After figuring out how to make igraph network structures from lines I turned my thoughts to creating flow networks from river lines.
Often you'll get a shapefile of river data with neither topology nor flow direction. This prevents you answering questions such as:
By overlaying the river network on a digital elevation model (DEM) it should be possible to work out which way river segments flow.
We need some packages
require(igraph)
require(sp)
require(rgdal)
require(raster)
require(rgeos)
My map data is stored in a few different directories. The river and lake data comes from GeoFabrik's Cumbria shapefile, which is derived from OpenStreetMap sources. The digital elevation model is from NASA's SRTM project. All this data is freely available.
rivers = readOGR(riverDataDir, "rivers")
## OGR data source with driver: ESRI Shapefile
## Source: "/home/rowlings/Work/R/UseR/UseR2012/Tutorial/Data", layer: "rivers"
## with 303 features and 2 fields
## Feature type: wkbLineString with 2 dimensions
lakes = readOGR(lakeDataDir, "naturalwater")
## OGR data source with driver: ESRI Shapefile
## Source: "/home/rowlings/Work/R/UseR/UseR2012/Tutorial/Data/", layer: "naturalwater"
## with 431 features and 3 fields
## Feature type: wkbPolygon with 2 dimensions
dem = raster(file.path(demDataDir, "cumbriaDem.tif"))
We need to work in a single projection, so we transform the vector data to the projection of the raster. This is a Lambert Equal Area projection in metres.
projection(dem)
## [1] "+proj=laea +lat_0=52 +lon_0=10 +x_0=4321000 +y_0=3210000 +ellps=GRS80 +units=m +no_defs"
lakesP = spTransform(lakes, CRS(projection(dem)))
riversP = spTransform(rivers, CRS(projection(dem)))

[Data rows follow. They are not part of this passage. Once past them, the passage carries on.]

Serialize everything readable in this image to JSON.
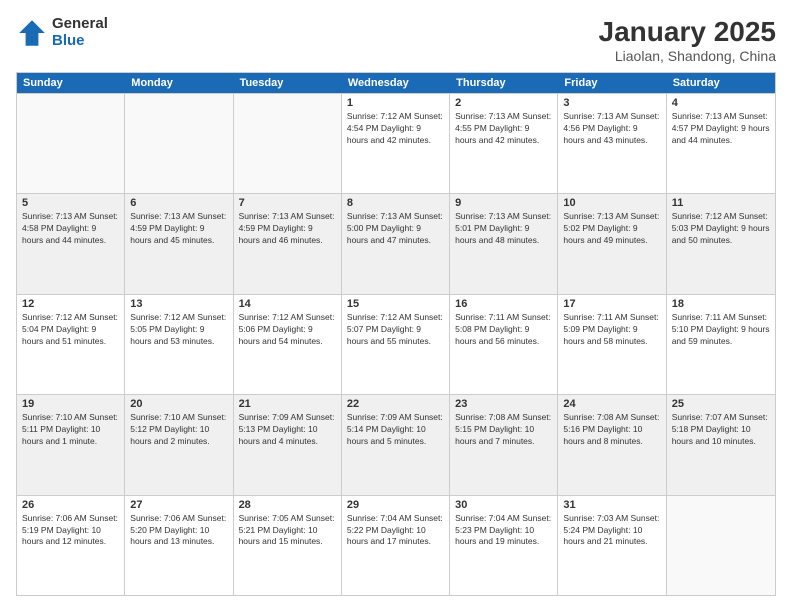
{
  "logo": {
    "general": "General",
    "blue": "Blue"
  },
  "title": "January 2025",
  "location": "Liaolan, Shandong, China",
  "weekdays": [
    "Sunday",
    "Monday",
    "Tuesday",
    "Wednesday",
    "Thursday",
    "Friday",
    "Saturday"
  ],
  "rows": [
    [
      {
        "day": "",
        "text": "",
        "empty": true
      },
      {
        "day": "",
        "text": "",
        "empty": true
      },
      {
        "day": "",
        "text": "",
        "empty": true
      },
      {
        "day": "1",
        "text": "Sunrise: 7:12 AM\nSunset: 4:54 PM\nDaylight: 9 hours and 42 minutes."
      },
      {
        "day": "2",
        "text": "Sunrise: 7:13 AM\nSunset: 4:55 PM\nDaylight: 9 hours and 42 minutes."
      },
      {
        "day": "3",
        "text": "Sunrise: 7:13 AM\nSunset: 4:56 PM\nDaylight: 9 hours and 43 minutes."
      },
      {
        "day": "4",
        "text": "Sunrise: 7:13 AM\nSunset: 4:57 PM\nDaylight: 9 hours and 44 minutes."
      }
    ],
    [
      {
        "day": "5",
        "text": "Sunrise: 7:13 AM\nSunset: 4:58 PM\nDaylight: 9 hours and 44 minutes.",
        "shaded": true
      },
      {
        "day": "6",
        "text": "Sunrise: 7:13 AM\nSunset: 4:59 PM\nDaylight: 9 hours and 45 minutes.",
        "shaded": true
      },
      {
        "day": "7",
        "text": "Sunrise: 7:13 AM\nSunset: 4:59 PM\nDaylight: 9 hours and 46 minutes.",
        "shaded": true
      },
      {
        "day": "8",
        "text": "Sunrise: 7:13 AM\nSunset: 5:00 PM\nDaylight: 9 hours and 47 minutes.",
        "shaded": true
      },
      {
        "day": "9",
        "text": "Sunrise: 7:13 AM\nSunset: 5:01 PM\nDaylight: 9 hours and 48 minutes.",
        "shaded": true
      },
      {
        "day": "10",
        "text": "Sunrise: 7:13 AM\nSunset: 5:02 PM\nDaylight: 9 hours and 49 minutes.",
        "shaded": true
      },
      {
        "day": "11",
        "text": "Sunrise: 7:12 AM\nSunset: 5:03 PM\nDaylight: 9 hours and 50 minutes.",
        "shaded": true
      }
    ],
    [
      {
        "day": "12",
        "text": "Sunrise: 7:12 AM\nSunset: 5:04 PM\nDaylight: 9 hours and 51 minutes."
      },
      {
        "day": "13",
        "text": "Sunrise: 7:12 AM\nSunset: 5:05 PM\nDaylight: 9 hours and 53 minutes."
      },
      {
        "day": "14",
        "text": "Sunrise: 7:12 AM\nSunset: 5:06 PM\nDaylight: 9 hours and 54 minutes."
      },
      {
        "day": "15",
        "text": "Sunrise: 7:12 AM\nSunset: 5:07 PM\nDaylight: 9 hours and 55 minutes."
      },
      {
        "day": "16",
        "text": "Sunrise: 7:11 AM\nSunset: 5:08 PM\nDaylight: 9 hours and 56 minutes."
      },
      {
        "day": "17",
        "text": "Sunrise: 7:11 AM\nSunset: 5:09 PM\nDaylight: 9 hours and 58 minutes."
      },
      {
        "day": "18",
        "text": "Sunrise: 7:11 AM\nSunset: 5:10 PM\nDaylight: 9 hours and 59 minutes."
      }
    ],
    [
      {
        "day": "19",
        "text": "Sunrise: 7:10 AM\nSunset: 5:11 PM\nDaylight: 10 hours and 1 minute.",
        "shaded": true
      },
      {
        "day": "20",
        "text": "Sunrise: 7:10 AM\nSunset: 5:12 PM\nDaylight: 10 hours and 2 minutes.",
        "shaded": true
      },
      {
        "day": "21",
        "text": "Sunrise: 7:09 AM\nSunset: 5:13 PM\nDaylight: 10 hours and 4 minutes.",
        "shaded": true
      },
      {
        "day": "22",
        "text": "Sunrise: 7:09 AM\nSunset: 5:14 PM\nDaylight: 10 hours and 5 minutes.",
        "shaded": true
      },
      {
        "day": "23",
        "text": "Sunrise: 7:08 AM\nSunset: 5:15 PM\nDaylight: 10 hours and 7 minutes.",
        "shaded": true
      },
      {
        "day": "24",
        "text": "Sunrise: 7:08 AM\nSunset: 5:16 PM\nDaylight: 10 hours and 8 minutes.",
        "shaded": true
      },
      {
        "day": "25",
        "text": "Sunrise: 7:07 AM\nSunset: 5:18 PM\nDaylight: 10 hours and 10 minutes.",
        "shaded": true
      }
    ],
    [
      {
        "day": "26",
        "text": "Sunrise: 7:06 AM\nSunset: 5:19 PM\nDaylight: 10 hours and 12 minutes."
      },
      {
        "day": "27",
        "text": "Sunrise: 7:06 AM\nSunset: 5:20 PM\nDaylight: 10 hours and 13 minutes."
      },
      {
        "day": "28",
        "text": "Sunrise: 7:05 AM\nSunset: 5:21 PM\nDaylight: 10 hours and 15 minutes."
      },
      {
        "day": "29",
        "text": "Sunrise: 7:04 AM\nSunset: 5:22 PM\nDaylight: 10 hours and 17 minutes."
      },
      {
        "day": "30",
        "text": "Sunrise: 7:04 AM\nSunset: 5:23 PM\nDaylight: 10 hours and 19 minutes."
      },
      {
        "day": "31",
        "text": "Sunrise: 7:03 AM\nSunset: 5:24 PM\nDaylight: 10 hours and 21 minutes."
      },
      {
        "day": "",
        "text": "",
        "empty": true
      }
    ]
  ]
}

When plotting the rivers you will notice big gaps where the lakes are. This is going to interrupt our graph network. One way round this is to incorporate the lake edges into the network by adding them to the rivers to create one larger SpatialLines object. Any routing through the lake will choose a path round the edge of the lake. Ideally you might want to create a single network vertex for the lake and join the incoming and outgoing streams to this.
There are a lot of small lakes - mostly ponds and mountain tarns - in the lakes shapefile, and these don't affect teh river network. A bit of trial and error helps us find an area threshold that takes out these features. We then plot our new water data - a SpatialLines object - on top of the digital elevation model.
joinLR <- function(lakes, rivers, lakesize) {
area = gArea(lakes, byid = TRUE)
lakes = lakes[area > lakesize, ]
lakelines = as(lakes, "SpatialLines")
water = gUnion(lakelines, rivers)
return(water)
}
water = joinLR(lakesP, riversP, 2e+05)
plot(dem)
lines(water)
We will use the same functions as before to build the topology and connectivity of the network.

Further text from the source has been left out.